Cancer Epigenetics and Biology Program (PEBC), Bellvitge Biomedical Research Institute (IDIBELL), Barcelona, Spain.
PLoS Genet. 2013 May;9(5):e1003503. doi: 10.1371/journal.pgen.1003503. Epub 2013 May 16.
B lymphopoiesis is the result of several cell-commitment, lineage-choice, and differentiation processes. Every differentiation step is characterized by the activation of a new, lineage-specific, genetic program and the extinction of the previous one. To date, the central role of specific transcription factors in positively regulating these distinct differentiation processes to acquire a B cell-specific genetic program is well established. However, the existence of specific transcriptional repressors responsible for the silencing of lineage inappropriate genes remains elusive. Here we addressed the molecular mechanism behind repression of non-lymphoid genes in B cells. We report that the histone deacetylase HDAC7 was highly expressed in pre-B cells but dramatically down-regulated during cellular lineage conversion to macrophages. Microarray analysis demonstrated that HDAC7 re-expression interfered with the acquisition of the gene transcriptional program characteristic of macrophages during cell transdifferentiation; the presence of HDAC7 blocked the induction of key genes for macrophage function, such as immune, inflammatory, and defense response, cellular response to infections, positive regulation of cytokines production, and phagocytosis. Moreover, re-introduction of HDAC7 suppressed crucial functions of macrophages, such as the ability to phagocytose bacteria and to respond to endotoxin by expressing major pro-inflammatory cytokines. To gain insight into the molecular mechanisms mediating HDAC7 repression in pre-B cells, we undertook co-immunoprecipitation and chromatin immunoprecipitation experimental approaches. We found that HDAC7 specifically interacted with the transcription factor MEF2C in pre-B cells and was recruited to MEF2 binding sites located at the promoters of genes critical for macrophage function. Thus, in B cells HDAC7 is a transcriptional repressor of undesirable genes. Our findings uncover a novel role for HDAC7 in maintaining the identity of a particular cell type by silencing lineage-inappropriate genes.

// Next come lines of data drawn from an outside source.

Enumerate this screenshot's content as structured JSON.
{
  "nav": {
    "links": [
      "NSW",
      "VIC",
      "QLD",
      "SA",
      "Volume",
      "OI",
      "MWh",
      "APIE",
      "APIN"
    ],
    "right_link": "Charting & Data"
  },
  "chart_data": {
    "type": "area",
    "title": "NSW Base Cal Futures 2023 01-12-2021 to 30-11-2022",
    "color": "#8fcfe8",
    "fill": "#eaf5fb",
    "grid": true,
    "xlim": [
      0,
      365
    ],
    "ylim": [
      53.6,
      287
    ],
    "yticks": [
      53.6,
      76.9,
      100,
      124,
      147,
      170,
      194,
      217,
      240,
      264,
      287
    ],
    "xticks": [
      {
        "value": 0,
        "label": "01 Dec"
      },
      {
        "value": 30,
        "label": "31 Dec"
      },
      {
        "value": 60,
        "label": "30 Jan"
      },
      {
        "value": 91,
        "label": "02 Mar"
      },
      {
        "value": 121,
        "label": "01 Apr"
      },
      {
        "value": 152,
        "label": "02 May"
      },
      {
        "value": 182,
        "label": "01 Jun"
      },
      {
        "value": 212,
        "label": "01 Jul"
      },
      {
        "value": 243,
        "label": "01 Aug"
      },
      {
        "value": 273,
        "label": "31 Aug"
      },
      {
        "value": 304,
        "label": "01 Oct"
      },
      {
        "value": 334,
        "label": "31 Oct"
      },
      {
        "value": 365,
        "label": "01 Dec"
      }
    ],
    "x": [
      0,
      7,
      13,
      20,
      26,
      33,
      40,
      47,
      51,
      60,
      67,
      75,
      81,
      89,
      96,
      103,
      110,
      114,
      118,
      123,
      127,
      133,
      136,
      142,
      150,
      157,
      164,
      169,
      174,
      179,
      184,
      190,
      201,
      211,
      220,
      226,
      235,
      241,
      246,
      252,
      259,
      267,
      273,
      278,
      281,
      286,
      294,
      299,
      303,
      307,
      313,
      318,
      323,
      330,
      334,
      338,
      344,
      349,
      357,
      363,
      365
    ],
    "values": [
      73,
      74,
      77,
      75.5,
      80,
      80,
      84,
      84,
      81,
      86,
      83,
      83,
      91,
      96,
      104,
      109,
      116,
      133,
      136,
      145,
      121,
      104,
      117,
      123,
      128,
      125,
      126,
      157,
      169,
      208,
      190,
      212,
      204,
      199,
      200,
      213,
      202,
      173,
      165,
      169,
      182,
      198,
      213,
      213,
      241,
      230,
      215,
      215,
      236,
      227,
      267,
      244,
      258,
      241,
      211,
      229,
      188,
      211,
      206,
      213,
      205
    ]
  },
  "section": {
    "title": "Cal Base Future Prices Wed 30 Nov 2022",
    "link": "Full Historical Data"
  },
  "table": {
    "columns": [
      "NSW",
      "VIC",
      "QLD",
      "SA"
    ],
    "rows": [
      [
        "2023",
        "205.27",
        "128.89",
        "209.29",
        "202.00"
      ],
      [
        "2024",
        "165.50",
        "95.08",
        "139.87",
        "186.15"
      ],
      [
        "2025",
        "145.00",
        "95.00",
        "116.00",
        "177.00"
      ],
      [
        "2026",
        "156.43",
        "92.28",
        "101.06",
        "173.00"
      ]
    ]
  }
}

B 细胞发生是几个细胞定型、谱系选择和分化过程的结果。每一个分化步骤的特点是激活新的、谱系特异性的遗传程序,并使前一个程序失活。迄今为止,特定转录因子在正向调节这些不同分化过程以获得 B 细胞特异性遗传程序中的核心作用已得到充分证实。然而,负责沉默谱系不适当基因的特定转录抑制因子的存在仍然难以捉摸。在这里,我们研究了 B 细胞中非淋巴细胞基因抑制的分子机制。我们报告说,组蛋白去乙酰化酶 HDAC7 在 pre-B 细胞中高度表达,但在细胞谱系向巨噬细胞转化过程中显著下调。微阵列分析表明,HDAC7 的重新表达干扰了细胞转分化过程中巨噬细胞特征性基因转录程序的获得;HDAC7 的存在阻断了关键基因如免疫、炎症和防御反应、细胞对感染的反应、细胞因子产生的正调节和吞噬作用的诱导。此外,HDAC7 的重新引入抑制了巨噬细胞的关键功能,如吞噬细菌的能力和通过表达主要促炎细胞因子对内毒素的反应能力。为了深入了解介导 pre-B 细胞中 HDAC7 抑制的分子机制,我们进行了共免疫沉淀和染色质免疫沉淀实验方法。我们发现,HDAC7 特异性地与转录因子 MEF2C 在 pre-B 细胞中相互作用,并被募集到位于关键基因的 MEF2 结合位点上,这些基因对巨噬细胞功能至关重要。因此,在 B 细胞中,HDAC7 是不想要的基因的转录抑制剂。我们的研究结果揭示了 HDAC7 在通过沉默谱系不适当基因来维持特定细胞类型身份方面的新作用。